Regnerus also explains the link between sexual harassment and sexual intimacy. When men are pursuers and women are pursued the concept of “consent” is at play: “yes” means “yes” and “no” means “no.” Consent implies the giving and receiving of something of value. In an act of sexual harassment, the right to consent has been broken. But in an act of sexual intimacy, though technically consent hasn’t been broken, sometimes it can feel like it has. Sex can have “value” because of an erotic shared experience that approaches the meaning of existence, or sex can be bound up with brokenness, deception, cruelty, transgression, subjugation and/or humiliation, and this “something of value” becomes blurry.
There’s a flood of evidence establishing women as the gatekeepers to sex. Like it or not, a woman’s upholding of her own virtues and chastity leads men into being the best version of themselves. (Recall the famous line in the movie “As Good As it Gets” when Jack Nicholson tells Helen Hunt: “You make me want to be a better man.”) Likewise, a man will choose a woman to be a longterm partner if he can respect her fidelity. And a woman must value a man’s productivity and charm if we want to be esteemed and not objectified in relationships.
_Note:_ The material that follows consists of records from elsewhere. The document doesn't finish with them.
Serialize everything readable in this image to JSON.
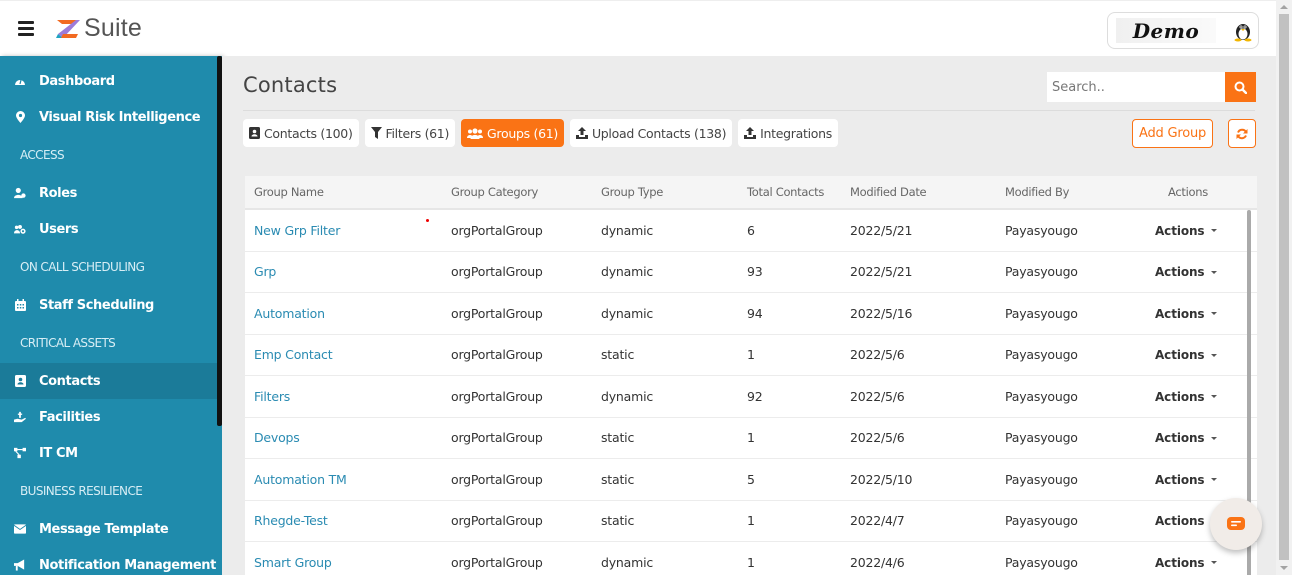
{
  "header": {
    "app_name": "Suite",
    "profile_badge": "Demo",
    "profile_icon": "tux-avatar-icon"
  },
  "sidebar": {
    "items": [
      {
        "type": "item",
        "label": "Dashboard",
        "icon": "dashboard-icon"
      },
      {
        "type": "item",
        "label": "Visual Risk Intelligence",
        "icon": "map-marker-icon"
      },
      {
        "type": "section",
        "label": "ACCESS"
      },
      {
        "type": "item",
        "label": "Roles",
        "icon": "user-role-icon"
      },
      {
        "type": "item",
        "label": "Users",
        "icon": "users-icon"
      },
      {
        "type": "section",
        "label": "ON CALL SCHEDULING"
      },
      {
        "type": "item",
        "label": "Staff Scheduling",
        "icon": "calendar-icon"
      },
      {
        "type": "section",
        "label": "CRITICAL ASSETS"
      },
      {
        "type": "item",
        "label": "Contacts",
        "icon": "contact-book-icon",
        "active": true
      },
      {
        "type": "item",
        "label": "Facilities",
        "icon": "facility-hand-icon"
      },
      {
        "type": "item",
        "label": "IT CM",
        "icon": "network-icon"
      },
      {
        "type": "section",
        "label": "BUSINESS RESILIENCE"
      },
      {
        "type": "item",
        "label": "Message Template",
        "icon": "envelope-icon"
      },
      {
        "type": "item",
        "label": "Notification Management",
        "icon": "megaphone-icon"
      }
    ]
  },
  "main": {
    "title": "Contacts",
    "search": {
      "placeholder": "Search..",
      "value": ""
    },
    "tabs": [
      {
        "label": "Contacts (100)",
        "icon": "contact-card-icon",
        "active": false
      },
      {
        "label": "Filters (61)",
        "icon": "filter-icon",
        "active": false
      },
      {
        "label": "Groups (61)",
        "icon": "groups-icon",
        "active": true
      },
      {
        "label": "Upload Contacts (138)",
        "icon": "upload-icon",
        "active": false
      },
      {
        "label": "Integrations",
        "icon": "upload-icon",
        "active": false
      }
    ],
    "add_group_label": "Add Group",
    "colors": {
      "accent": "#fa7315",
      "sidebar": "#1f8bac",
      "link": "#2a8bb2"
    },
    "table": {
      "columns": [
        "Group Name",
        "Group Category",
        "Group Type",
        "Total Contacts",
        "Modified Date",
        "Modified By",
        "Actions"
      ],
      "rows": [
        {
          "name": "New Grp Filter",
          "category": "orgPortalGroup",
          "type": "dynamic",
          "total": "6",
          "date": "2022/5/21",
          "by": "Payasyougo",
          "action": "Actions"
        },
        {
          "name": "Grp",
          "category": "orgPortalGroup",
          "type": "dynamic",
          "total": "93",
          "date": "2022/5/21",
          "by": "Payasyougo",
          "action": "Actions"
        },
        {
          "name": "Automation",
          "category": "orgPortalGroup",
          "type": "dynamic",
          "total": "94",
          "date": "2022/5/16",
          "by": "Payasyougo",
          "action": "Actions"
        },
        {
          "name": "Emp Contact",
          "category": "orgPortalGroup",
          "type": "static",
          "total": "1",
          "date": "2022/5/6",
          "by": "Payasyougo",
          "action": "Actions"
        },
        {
          "name": "Filters",
          "category": "orgPortalGroup",
          "type": "dynamic",
          "total": "92",
          "date": "2022/5/6",
          "by": "Payasyougo",
          "action": "Actions"
        },
        {
          "name": "Devops",
          "category": "orgPortalGroup",
          "type": "static",
          "total": "1",
          "date": "2022/5/6",
          "by": "Payasyougo",
          "action": "Actions"
        },
        {
          "name": "Automation TM",
          "category": "orgPortalGroup",
          "type": "static",
          "total": "5",
          "date": "2022/5/10",
          "by": "Payasyougo",
          "action": "Actions"
        },
        {
          "name": "Rhegde-Test",
          "category": "orgPortalGroup",
          "type": "static",
          "total": "1",
          "date": "2022/4/7",
          "by": "Payasyougo",
          "action": "Actions"
        },
        {
          "name": "Smart Group",
          "category": "orgPortalGroup",
          "type": "dynamic",
          "total": "1",
          "date": "2022/4/6",
          "by": "Payasyougo",
          "action": "Actions"
        }
      ]
    }
  },
  "chat_widget": {
    "icon": "chat-bubble-icon"
  }
}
To understand how this might work in a committed relationship, Eli Finkel, in “The All-or-Nothing Marriage,” looks at the progression of marriages through history and finds today’s best marriage is founded on individuals seeking an authentic life and their marriage is helping to elicit this authentic self. He says many marriages will fall short, but those that succeed will be highly rewarding. The key to those high-standard marriages, though, are realistic expectations and the capacity to forgive and forget.
Healthy social change or healthy intimate relationships are at its core about a team effort that embraces each other’s imperfections. And to do that requires a lot of self-worth and a lot of forgiveness. In our national conversation over gender rights and sexual harassment, if we stay stuck on a lower level of discourse — shame, anger or blame — we’re not contributing to a team effort. Likewise, in sexual intimacy, if we don’t behave with our best interests in mind, it, too, will maintain its cheapness. In any relationship — political or intimate — regardless of how indignant, justified or needy we feel, we must always return to a place of personal responsibility: How can I help?